Audience: 2nd-year graduate students
Surface structure determination of nanostructures using a mesh adaptive optimization method
Many properties of nanostructures depend on the atomic configuration at the surface. One common technique used for determining this surface structure is based on the low energy electron diffraction (LEED) method, which uses a sophisticated physics model to compare experimental results with spectra computed via a computer simulation. While this approach is highly effective, the computational cost of the simulations can be prohibitive for large systems. In this work, we propose the use of generalized pattern search methods, which can handle both discrete and continuous variable and allows the simultaneous optimization of the atomic coordinates as well as the chemical identity.
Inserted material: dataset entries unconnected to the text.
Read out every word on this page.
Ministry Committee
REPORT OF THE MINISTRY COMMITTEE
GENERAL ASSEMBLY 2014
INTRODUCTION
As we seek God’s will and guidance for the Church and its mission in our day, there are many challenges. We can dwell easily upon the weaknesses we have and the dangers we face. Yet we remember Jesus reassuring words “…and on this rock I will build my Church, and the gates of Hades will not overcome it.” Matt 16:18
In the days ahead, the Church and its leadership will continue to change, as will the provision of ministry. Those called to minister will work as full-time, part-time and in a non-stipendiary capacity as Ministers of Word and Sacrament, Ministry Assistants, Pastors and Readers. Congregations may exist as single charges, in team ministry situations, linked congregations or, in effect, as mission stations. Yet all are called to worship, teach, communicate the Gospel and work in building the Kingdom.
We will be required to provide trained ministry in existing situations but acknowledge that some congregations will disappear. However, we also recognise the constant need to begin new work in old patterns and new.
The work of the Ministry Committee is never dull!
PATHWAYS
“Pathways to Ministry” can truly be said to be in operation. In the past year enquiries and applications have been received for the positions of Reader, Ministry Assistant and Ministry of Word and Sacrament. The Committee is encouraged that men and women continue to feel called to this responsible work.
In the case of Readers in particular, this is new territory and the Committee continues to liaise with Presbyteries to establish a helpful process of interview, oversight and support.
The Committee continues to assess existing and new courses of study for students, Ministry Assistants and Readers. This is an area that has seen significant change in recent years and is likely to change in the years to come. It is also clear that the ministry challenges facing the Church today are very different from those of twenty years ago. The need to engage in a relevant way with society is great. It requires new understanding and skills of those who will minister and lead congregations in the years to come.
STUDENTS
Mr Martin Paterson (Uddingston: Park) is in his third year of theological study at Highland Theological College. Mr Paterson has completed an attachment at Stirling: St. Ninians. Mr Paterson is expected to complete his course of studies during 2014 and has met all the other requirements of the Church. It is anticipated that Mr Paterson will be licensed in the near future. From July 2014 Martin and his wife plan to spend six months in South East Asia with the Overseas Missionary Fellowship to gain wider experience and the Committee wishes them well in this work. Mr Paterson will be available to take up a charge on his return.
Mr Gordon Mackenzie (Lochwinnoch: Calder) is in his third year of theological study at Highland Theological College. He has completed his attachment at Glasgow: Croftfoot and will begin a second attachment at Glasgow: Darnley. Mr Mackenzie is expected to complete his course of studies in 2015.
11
Audience: 2nd-year graduate students
The Role of Computational Sciences in Amplifying Science Research
Computer modeling and simulation of physical processes has taken on an increasingly larger role in scientific research. In fact, computational science has become what some people term the "third pillar" of science along with theory and experimentation. This increased role is due partly to the tremendous growth in computational power. More importantly, however, the increased role is a direct result of a better understanding of the underlying mathematics and the development of improved algorithms. Examples from wide-ranging fields such as nanoscience, biology, climate modeling and astrophysics point not only to the role that mathematics plays in modeling physical processes but also in predicting new phenomena. In this talk, I will discuss several areas where mathematics has had a profound impact on science, and the role that mathematics has played in “amplifying” the research.